The place embodies a dining paradox for me. It seems to throw in your face all of the hypocrisies that have corrupted the foodie movement, extolling the virtues of locally grown produce while serving up Kobe beef and wild Alaskan salmon, catering to a crowd that knows more about Wolfgang Puck than Alice Waters. In the post-organic era, chefs waxing poetic about the importance of whatever the trendy food stuff of the day is tend to irritate me. But it is clear from the simplicity of the preparations, the exceptional quality of the ingredients, and the precision skill used to craft his dishes, chef-owner Tomas Rahal has a passion for food that cannot be tarnished by such cynicism.

Rahal’s lack of humility about his creations is at times infuriating, a quirk only made tolerable by his flawless delivery. He actually used the word “incomparable” on the menu to describe the Jamon Paleta Iberico, a dish simply of thinly sliced long aged acorn-fed Spanish ham with Manchego and bread, an adjective I simply cannot leave unchallenged. After hastily trying the meat by itself, I found it quite good but far from the best I have ever had, and started to rebuke Rahal’s hubris. But after pairing it with the cheese and bread, the razor thin slices of pig were transformed as if by some magic trick into a masterpiece of fleeting unearthly flavor and I was forced to recant my criticism.

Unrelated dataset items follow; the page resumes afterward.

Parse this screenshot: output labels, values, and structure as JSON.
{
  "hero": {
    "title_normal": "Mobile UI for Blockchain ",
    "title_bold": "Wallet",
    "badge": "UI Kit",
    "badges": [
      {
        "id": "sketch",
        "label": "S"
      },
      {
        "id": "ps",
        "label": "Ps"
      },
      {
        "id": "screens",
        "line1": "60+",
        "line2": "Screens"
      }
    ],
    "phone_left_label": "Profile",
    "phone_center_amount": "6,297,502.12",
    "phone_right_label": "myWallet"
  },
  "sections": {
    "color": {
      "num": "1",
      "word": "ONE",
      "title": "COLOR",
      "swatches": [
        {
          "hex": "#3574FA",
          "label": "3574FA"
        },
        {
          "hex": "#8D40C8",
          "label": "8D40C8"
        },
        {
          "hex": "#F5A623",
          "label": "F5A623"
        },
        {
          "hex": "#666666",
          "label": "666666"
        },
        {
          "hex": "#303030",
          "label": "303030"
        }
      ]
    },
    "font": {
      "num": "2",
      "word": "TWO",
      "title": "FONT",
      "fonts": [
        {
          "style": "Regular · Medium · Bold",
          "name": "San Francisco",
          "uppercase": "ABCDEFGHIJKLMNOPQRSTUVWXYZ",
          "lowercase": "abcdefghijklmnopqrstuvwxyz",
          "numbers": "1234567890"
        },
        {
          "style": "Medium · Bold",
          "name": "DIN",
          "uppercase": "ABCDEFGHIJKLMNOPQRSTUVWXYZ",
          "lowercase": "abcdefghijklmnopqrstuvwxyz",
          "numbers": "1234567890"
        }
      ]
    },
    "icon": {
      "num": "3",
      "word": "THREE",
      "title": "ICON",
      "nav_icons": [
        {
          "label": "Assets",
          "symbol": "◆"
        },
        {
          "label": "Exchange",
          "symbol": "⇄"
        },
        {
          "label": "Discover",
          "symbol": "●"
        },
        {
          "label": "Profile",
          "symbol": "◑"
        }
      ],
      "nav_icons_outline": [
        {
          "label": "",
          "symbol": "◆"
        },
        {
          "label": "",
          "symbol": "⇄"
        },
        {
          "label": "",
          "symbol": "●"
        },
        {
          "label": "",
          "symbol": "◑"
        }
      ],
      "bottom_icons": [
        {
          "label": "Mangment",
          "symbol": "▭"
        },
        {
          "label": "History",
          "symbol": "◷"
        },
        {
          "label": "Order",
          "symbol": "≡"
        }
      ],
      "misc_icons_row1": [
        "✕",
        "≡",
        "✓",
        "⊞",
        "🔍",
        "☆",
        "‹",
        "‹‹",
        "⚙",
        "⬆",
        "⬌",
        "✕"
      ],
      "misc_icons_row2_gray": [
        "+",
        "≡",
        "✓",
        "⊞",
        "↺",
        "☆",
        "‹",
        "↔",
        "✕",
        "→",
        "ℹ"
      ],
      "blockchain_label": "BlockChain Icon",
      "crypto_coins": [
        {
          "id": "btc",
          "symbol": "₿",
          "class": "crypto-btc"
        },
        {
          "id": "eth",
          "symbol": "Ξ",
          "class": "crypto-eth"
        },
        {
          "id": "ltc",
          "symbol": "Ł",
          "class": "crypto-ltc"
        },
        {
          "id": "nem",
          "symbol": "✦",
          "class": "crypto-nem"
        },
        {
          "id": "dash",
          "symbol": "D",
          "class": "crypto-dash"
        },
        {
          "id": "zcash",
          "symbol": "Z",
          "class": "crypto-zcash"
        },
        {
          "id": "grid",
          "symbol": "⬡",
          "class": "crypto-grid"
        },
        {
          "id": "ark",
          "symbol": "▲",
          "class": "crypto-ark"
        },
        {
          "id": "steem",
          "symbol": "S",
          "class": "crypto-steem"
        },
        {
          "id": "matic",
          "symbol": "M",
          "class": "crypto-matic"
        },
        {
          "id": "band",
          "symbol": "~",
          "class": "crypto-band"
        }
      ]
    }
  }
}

The wait staff is the near pinnacle of their profession. Fine dining it isn’t, but they excel at making their customers happy. With a restaurant this popular, I have often seen the staff develop an unfortunate air of superiority that the crew at Mas have thankfully avoided. Usually smiling, they navigate the hipster mayhem with deft skill.

The wine list can be daunting as Mas maintains a broad selection, most being unusual or rare. But the staff offers intelligent informed suggestions for wine with a complete absence of pretense and snobbery. The Spanish wines in particular are a treat, and the staff is eager to offer you suggestions for one that will suit your tastes.

The food, though… The food is the reason to go to Mas. It is magnificent. Unable to speak, eyes rolled back in your head magnificent.

When you look at the menu and see Papas Bravas, the natural instinct is to think, “roasted potatoes? Are you kidding me?” But when the beautifully golden yukon gold potatoes appear, the air perfumed with garlic you actually get excited. The alioli is perfect, balancing the spiciness of the rub without making the dish heavy.

The grilled shrimp, Gambas Al’ Parilla, is a popular item on the menu. Although I find them far from extraordinary, the large prawns are always of the highest quality and cooked brilliantly. Sprinkled lightly with sea salt, I usually opt to eat them without the alioli to better appreciate their subtle sweetness.

The menu torments me, tossing up selections that seem nonsensical, daring me to order them. Shrimp croquettes, Croquettas De Gambas, are light and airy, not a hint of greasiness that is the bane of such dishes. But the plantains make this dish. Yes, plantains! Their mild sweetness perfectly counters the heartier elements, but somehow without imbuing contrast.

But the dish that destroyed any last vestige of food snobbery was the Carne Asada. Yes, my dear readers, a humble dish simply of grilled hanger tenderloin served up with a smoked tomato alioli. With the first bite, indescribable flavor consumed my taste buds. I literally forgot where I was. The light sauce blended with tart roasted tomato kissed with smoke perfectly framed the thinly sliced beef. The meat was not tender, but gave unconvincing resistance to the tooth, as if whispering “no” before capitulating to my clumsy advances. Eventually, my wife leaned across the table, gently touched my neck, and asked “are you ok?” When I came to, I felt actual embarrassment, glancing around the restaurant worried that someone had seen me.

Once the plates were cleaned, my wife and I finished our drinks over the light conversation one can only maintain after such an intense experience. We stumbled through the crowd back into the rain leaving our hypocrisies behind.

I want to not like Mas Tapas. It is too fashionable for me to willingly submit to them. But they demand that you like them. If you utter a single disparaging word about the food, they will make a liar of you. But if you are willing to submit, especially if you can enjoy having your preconceptions confounded and shoved back in your face, a finer dining experience than Mas Tapas you will not find.